- Shellsford, Tennessee Shellsford, Tennessee
- Coordinates: 35°40′17″N 85°42′40″W﻿ / ﻿35.67139°N 85.71111°W
- Country: United States
- State: Tennessee
- County: Warren
- Elevation: 920 ft (280 m)
- Time zone: UTC-6 (Central (CST))
- • Summer (DST): UTC-5 (CDT)
- ZIP code: 37110
- Area code: 931
- GNIS feature ID: 1314275

= Shellsford, Tennessee =

Shellsford is an unincorporated community in Warren County, Tennessee, in the United States. It lies west of Cardwell Mountain, roughly along the path of Old Shellsford Road and Shellsford Highway, and mostly south of the Collins River.

== History ==
A post office was established in 1880 as "Meadville" but the name was changed later that year to Shells, then Shellsford, and remained open until 1904. It was named after local settler Christian (or James) Shell who built a grist mill at a ford in the river. The Shellsford Baptist Church, formed in 1810, is the oldest active congregation in Warren County and was once named "Buck Springs" after a local spring noted for easy deer hunting. It was a stop for Cherokees along the Trail of Tears.
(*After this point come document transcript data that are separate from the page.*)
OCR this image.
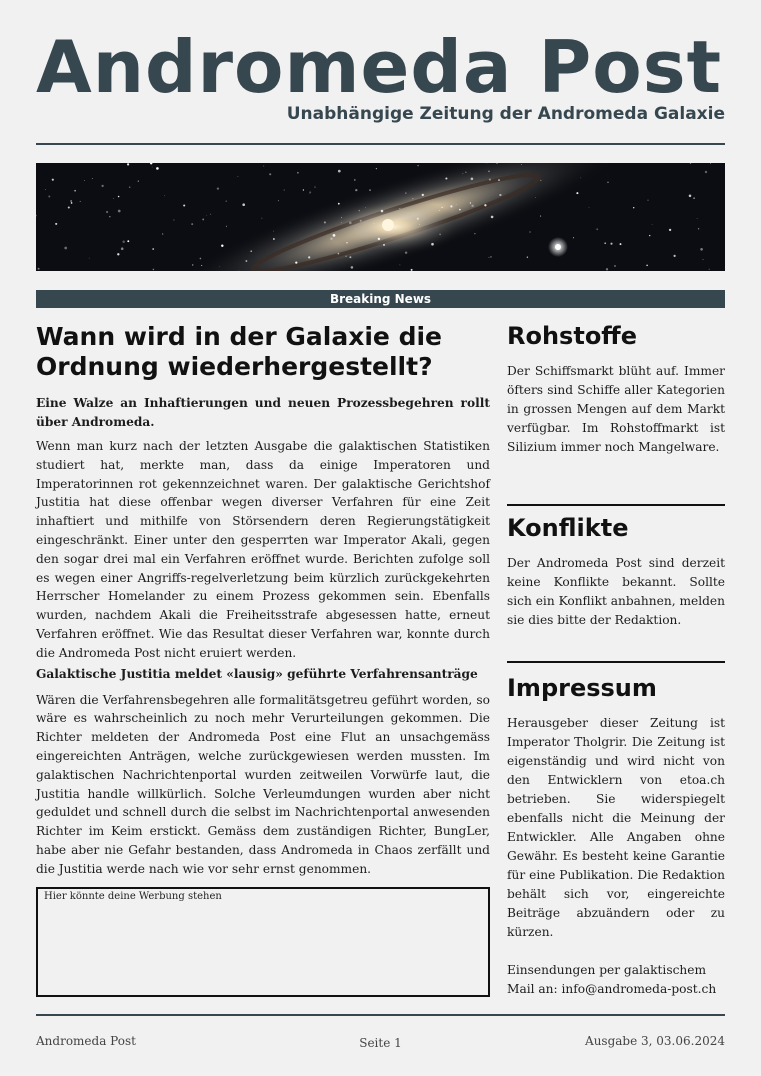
Andromeda Post
Unabhängige Zeitung der Andromeda Galaxie
Breaking News
Wann wird in der Galaxie die Ordnung wiederhergestellt?

Eine Walze an Inhaftierungen und neuen Prozessbegehren rollt über Andromeda.

Wenn man kurz nach der letzten Ausgabe die galaktischen Statistiken studiert hat, merkte man, dass da einige Imperatoren und Imperatorinnen rot gekennzeichnet waren. Der galaktische Gerichtshof Justitia hat diese offenbar wegen diverser Verfahren für eine Zeit inhaftiert und mithilfe von Störsendern deren Regierungstätigkeit eingeschränkt. Einer unter den gesperrten war Imperator Akali, gegen den sogar drei mal ein Verfahren eröffnet wurde. Berichten zufolge soll es wegen einer Angriffs-regelverletzung beim kürzlich zurückgekehrten Herrscher Homelander zu einem Prozess gekommen sein. Ebenfalls wurden, nachdem Akali die Freiheitsstrafe abgesessen hatte, erneut Verfahren eröffnet. Wie das Resultat dieser Verfahren war, konnte durch die Andromeda Post nicht eruiert werden.

Galaktische Justitia meldet «lausig» geführte Verfahrensanträge

Wären die Verfahrensbegehren alle formalitätsgetreu geführt worden, so wäre es wahrscheinlich zu noch mehr Verurteilungen gekommen. Die Richter meldeten der Andromeda Post eine Flut an unsachgemäss eingereichten Anträgen, welche zurückgewiesen werden mussten. Im galaktischen Nachrichtenportal wurden zeitweilen Vorwürfe laut, die Justitia handle willkürlich. Solche Verleumdungen wurden aber nicht geduldet und schnell durch die selbst im Nachrichtenportal anwesenden Richter im Keim erstickt. Gemäss dem zuständigen Richter, BungLer, habe aber nie Gefahr bestanden, dass Andromeda in Chaos zerfällt und die Justitia werde nach wie vor sehr ernst genommen.

Hier könnte deine Werbung stehen
Rohstoffe

Der Schiffsmarkt blüht auf. Immer öfters sind Schiffe aller Kategorien in grossen Mengen auf dem Markt verfügbar. Im Rohstoffmarkt ist Silizium immer noch Mangelware.

Konflikte

Der Andromeda Post sind derzeit keine Konflikte bekannt. Sollte sich ein Konflikt anbahnen, melden sie dies bitte der Redaktion.

Impressum

Herausgeber dieser Zeitung ist Imperator Tholgrir. Die Zeitung ist eigenständig und wird nicht von den Entwicklern von etoa.ch betrieben. Sie widerspiegelt ebenfalls nicht die Meinung der Entwickler. Alle Angaben ohne Gewähr. Es besteht keine Garantie für eine Publikation. Die Redaktion behält sich vor, eingereichte Beiträge abzuändern oder zu kürzen.

Einsendungen per galaktischem Mail an: info@andromeda-post.ch

Andromeda Post	Seite 1	Ausgabe 3, 03.06.2024
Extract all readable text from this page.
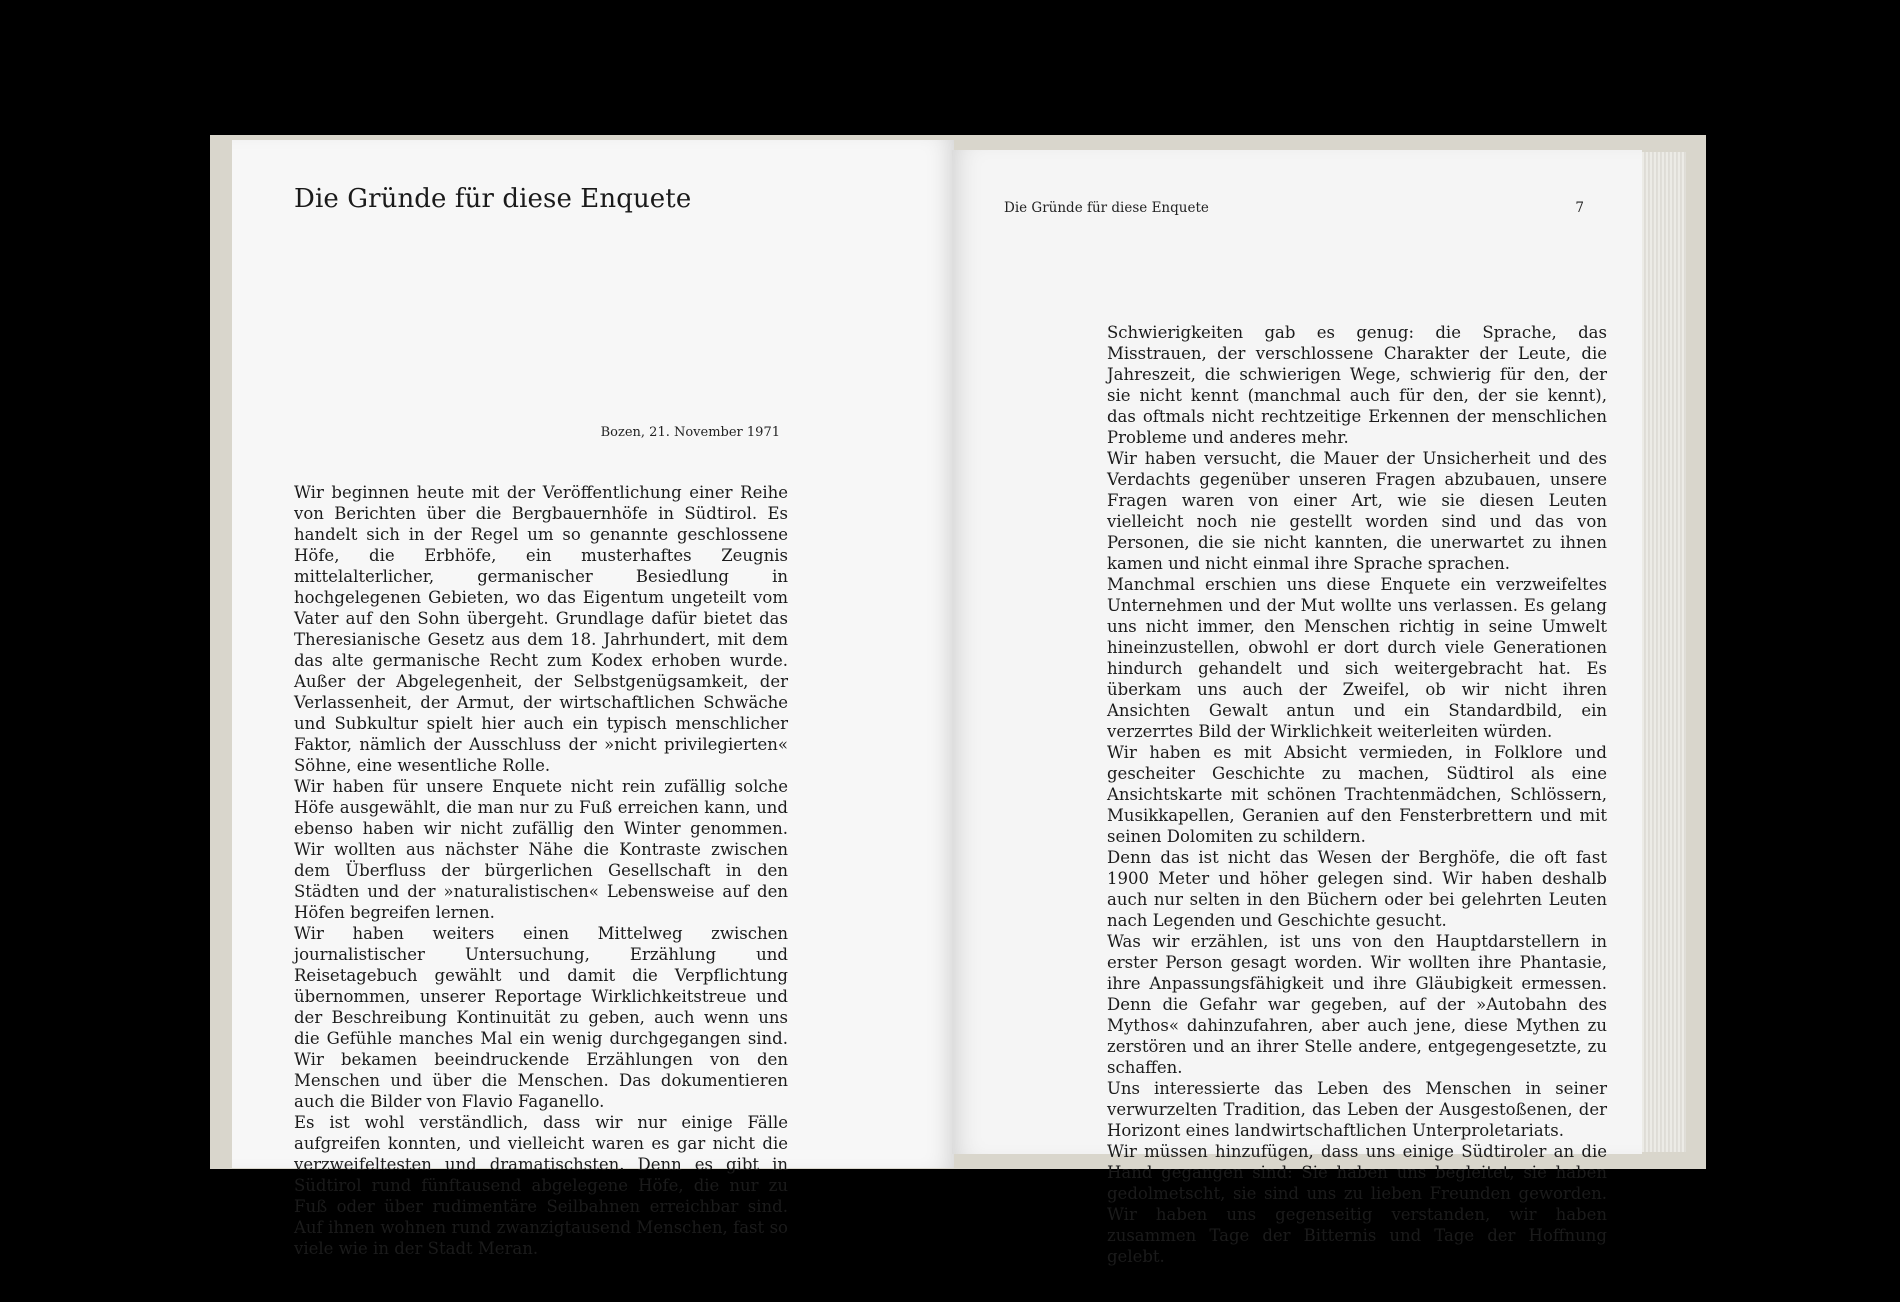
Die Gründe für diese Enquete
Bozen, 21. November 1971

Wir beginnen heute mit der Veröffentlichung einer Reihe von Berichten über die Bergbauernhöfe in Südtirol. Es handelt sich in der Regel um so genannte geschlossene Höfe, die Erbhöfe, ein musterhaftes Zeugnis mittelalterlicher, germanischer Besiedlung in hochgelegenen Gebieten, wo das Eigentum ungeteilt vom Vater auf den Sohn übergeht. Grundlage dafür bietet das Theresianische Gesetz aus dem 18. Jahrhundert, mit dem das alte germanische Recht zum Kodex erhoben wurde. Außer der Abgelegenheit, der Selbstgenügsamkeit, der Verlassenheit, der Armut, der wirtschaftlichen Schwäche und Subkultur spielt hier auch ein typisch menschlicher Faktor, nämlich der Ausschluss der »nicht privilegierten« Söhne, eine wesentliche Rolle.

Wir haben für unsere Enquete nicht rein zufällig solche Höfe ausgewählt, die man nur zu Fuß erreichen kann, und ebenso haben wir nicht zufällig den Winter genommen. Wir wollten aus nächster Nähe die Kontraste zwischen dem Überfluss der bürgerlichen Gesellschaft in den Städten und der »naturalistischen« Lebensweise auf den Höfen begreifen lernen.

Wir haben weiters einen Mittelweg zwischen journalistischer Untersuchung, Erzählung und Reisetagebuch gewählt und damit die Verpflichtung übernommen, unserer Reportage Wirklichkeitstreue und der Beschreibung Kontinuität zu geben, auch wenn uns die Gefühle manches Mal ein wenig durchgegangen sind. Wir bekamen beeindruckende Erzählungen von den Menschen und über die Menschen. Das dokumentieren auch die Bilder von Flavio Faganello.

Es ist wohl verständlich, dass wir nur einige Fälle aufgreifen konnten, und vielleicht waren es gar nicht die verzweifeltesten und dramatischsten. Denn es gibt in Südtirol rund fünftausend abgelegene Höfe, die nur zu Fuß oder über rudimentäre Seilbahnen erreichbar sind. Auf ihnen wohnen rund zwanzigtausend Menschen, fast so viele wie in der Stadt Meran.

Die Gründe für diese Enquete	7

Schwierigkeiten gab es genug: die Sprache, das Misstrauen, der verschlossene Charakter der Leute, die Jahreszeit, die schwierigen Wege, schwierig für den, der sie nicht kennt (manchmal auch für den, der sie kennt), das oftmals nicht rechtzeitige Erkennen der menschlichen Probleme und anderes mehr.

Wir haben versucht, die Mauer der Unsicherheit und des Verdachts gegenüber unseren Fragen abzubauen, unsere Fragen waren von einer Art, wie sie diesen Leuten vielleicht noch nie gestellt worden sind und das von Personen, die sie nicht kannten, die unerwartet zu ihnen kamen und nicht einmal ihre Sprache sprachen.

Manchmal erschien uns diese Enquete ein verzweifeltes Unternehmen und der Mut wollte uns verlassen. Es gelang uns nicht immer, den Menschen richtig in seine Umwelt hineinzustellen, obwohl er dort durch viele Generationen hindurch gehandelt und sich weitergebracht hat. Es überkam uns auch der Zweifel, ob wir nicht ihren Ansichten Gewalt antun und ein Standardbild, ein verzerrtes Bild der Wirklichkeit weiterleiten würden.

Wir haben es mit Absicht vermieden, in Folklore und gescheiter Geschichte zu machen, Südtirol als eine Ansichtskarte mit schönen Trachtenmädchen, Schlössern, Musikkapellen, Geranien auf den Fensterbrettern und mit seinen Dolomiten zu schildern.

Denn das ist nicht das Wesen der Berghöfe, die oft fast 1900 Meter und höher gelegen sind. Wir haben deshalb auch nur selten in den Büchern oder bei gelehrten Leuten nach Legenden und Geschichte gesucht.

Was wir erzählen, ist uns von den Hauptdarstellern in erster Person gesagt worden. Wir wollten ihre Phantasie, ihre Anpassungsfähigkeit und ihre Gläubigkeit ermessen. Denn die Gefahr war gegeben, auf der »Autobahn des Mythos« dahinzufahren, aber auch jene, diese Mythen zu zerstören und an ihrer Stelle andere, entgegengesetzte, zu schaffen.

Uns interessierte das Leben des Menschen in seiner verwurzelten Tradition, das Leben der Ausgestoßenen, der Horizont eines landwirtschaftlichen Unterproletariats.

Wir müssen hinzufügen, dass uns einige Südtiroler an die Hand gegangen sind: Sie haben uns begleitet, sie haben gedolmetscht, sie sind uns zu lieben Freunden geworden. Wir haben uns gegenseitig verstanden, wir haben zusammen Tage der Bitternis und Tage der Hoffnung gelebt.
During the late 1800s the Mead & DeBard saw & grist mills at Shellsford were some of the largest employers in the Collins River Valley. It closed around the time of the Great Depression. The community used to host haywagon parties and guided excursions in Higginbotham Cave (now Cumberland Caverns) during the late 1800s and early 1900s.